The evaluation of medical technologies is a collaborative effort. Our opportunity assessment team, along with our medical devices and diagnostics subteam, comprises individuals with remarkably diverse backgrounds and specialized expertise. This diversity is crucial for providing thorough consideration to each early-stage technology. The scientific and technical qualities I prioritize in this evaluation process are those of an academician, involving the lenses of skepticism and possibilities. A backdrop of skepticism aids in maintaining intellectual independence while occasionally fostering engaging interactions with inventors. Exploring various possibilities for the technology under review and taking initial steps with each possibility allows for a better understanding of the technology's full potential. Beyond these broader approaches, I leverage my experience in mechanics, machine design, cell physiology, lung biology, device development, and process automation to assess the finer details of these technologies.
What life-science trends are you most excited about?

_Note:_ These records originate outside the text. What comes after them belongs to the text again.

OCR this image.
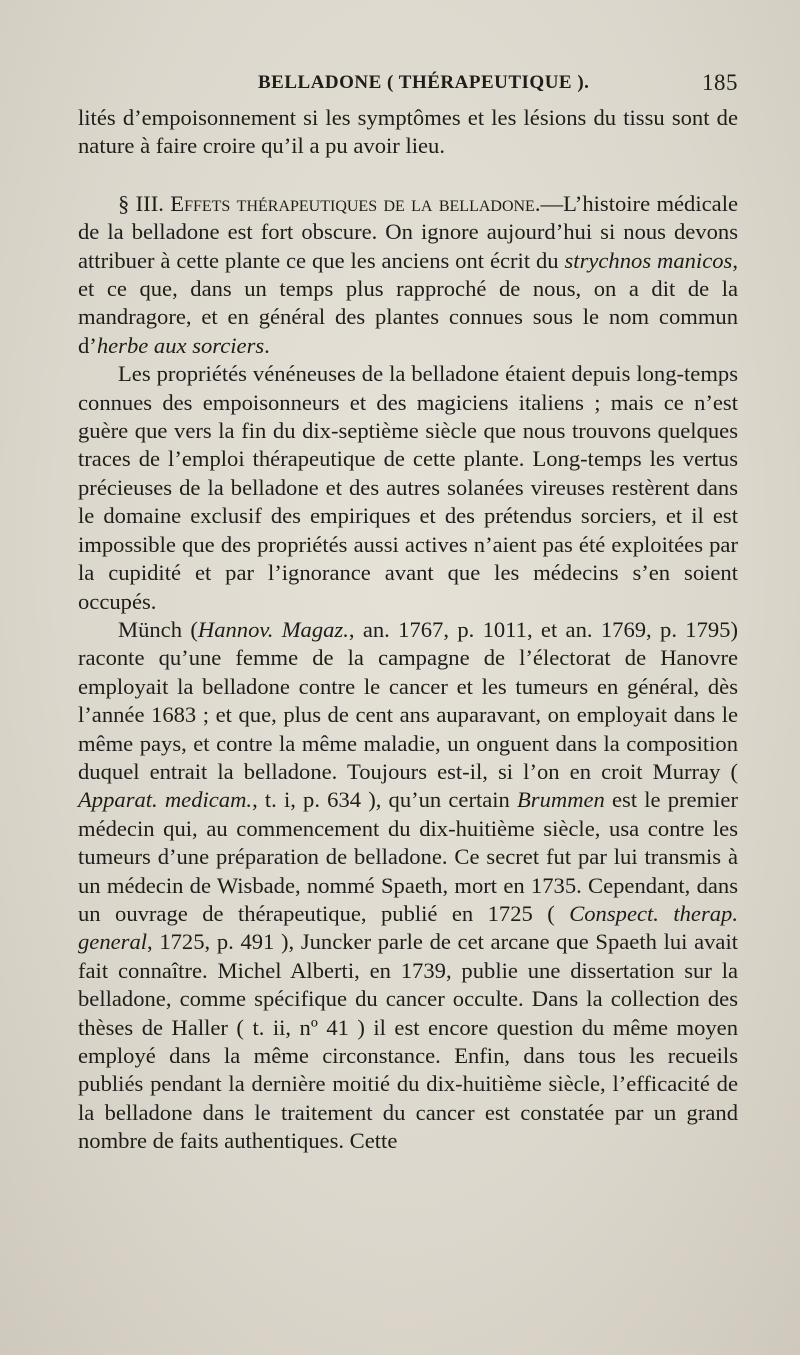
BELLADONE ( THÉRAPEUTIQUE ).	185

lités d’empoisonnement si les symptômes et les lésions du tissu sont de nature à faire croire qu’il a pu avoir lieu.

§ III. Effets thérapeutiques de la belladone.—L’histoire médicale de la belladone est fort obscure. On ignore aujourd’hui si nous devons attribuer à cette plante ce que les anciens ont écrit du strychnos manicos, et ce que, dans un temps plus rapproché de nous, on a dit de la mandragore, et en général des plantes connues sous le nom commun d’herbe aux sorciers.

Les propriétés vénéneuses de la belladone étaient depuis long-temps connues des empoisonneurs et des magiciens italiens ; mais ce n’est guère que vers la fin du dix-septième siècle que nous trouvons quelques traces de l’emploi thérapeutique de cette plante. Long-temps les vertus précieuses de la belladone et des autres solanées vireuses restèrent dans le domaine exclusif des empiriques et des prétendus sorciers, et il est impossible que des propriétés aussi actives n’aient pas été exploitées par la cupidité et par l’ignorance avant que les médecins s’en soient occupés.

Münch (Hannov. Magaz., an. 1767, p. 1011, et an. 1769, p. 1795) raconte qu’une femme de la campagne de l’électorat de Hanovre employait la belladone contre le cancer et les tumeurs en général, dès l’année 1683 ; et que, plus de cent ans auparavant, on employait dans le même pays, et contre la même maladie, un onguent dans la composition duquel entrait la belladone. Toujours est-il, si l’on en croit Murray ( Apparat. medicam., t. i, p. 634 ), qu’un certain Brummen est le premier médecin qui, au commencement du dix-huitième siècle, usa contre les tumeurs d’une préparation de belladone. Ce secret fut par lui transmis à un médecin de Wisbade, nommé Spaeth, mort en 1735. Cependant, dans un ouvrage de thérapeutique, publié en 1725 ( Conspect. therap. general, 1725, p. 491 ), Juncker parle de cet arcane que Spaeth lui avait fait connaître. Michel Alberti, en 1739, publie une dissertation sur la belladone, comme spécifique du cancer occulte. Dans la collection des thèses de Haller ( t. ii, nº 41 ) il est encore question du même moyen employé dans la même circonstance. Enfin, dans tous les recueils publiés pendant la dernière moitié du dix-huitième siècle, l’efficacité de la belladone dans le traitement du cancer est constatée par un grand nombre de faits authentiques. Cette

The life sciences are undergoing a significant transformation. Among the many exciting trends, I'd like to highlight two: (1) a deeper understanding of complexity, which is driving progress in personalized medicine, and (2) Large Language Models (LLMs) that are reducing information barriers that previously hindered or slowed interdisciplinary work. We now better appreciate heterogeneity at molecular, cellular, and larger length and timescales. Innovative visualization tools and exceptional computational capabilities are helping us integrate this understanding and realize the clinical and socioeconomic benefits of localized and personalized treatments. This trend is elevating the importance of processes to the same level as products. I hope this trend moves towards preventative care, ultimately improving our public health system.
The second trend, LLMs, will likely be very consequential. Most important scientific questions are interdisciplinary, and progress in addressing them has been limited by the speed and efficiency of information exchange between experts from different disciplines. LLMs have made such information exchange remarkably straightforward. Now, for many complex tasks, the proverbial inventor in the garage doesn't need to search for a programmer; they simply need to provide a reasonable prompt to, say, Gemini to generate the necessary code and keep marching forward.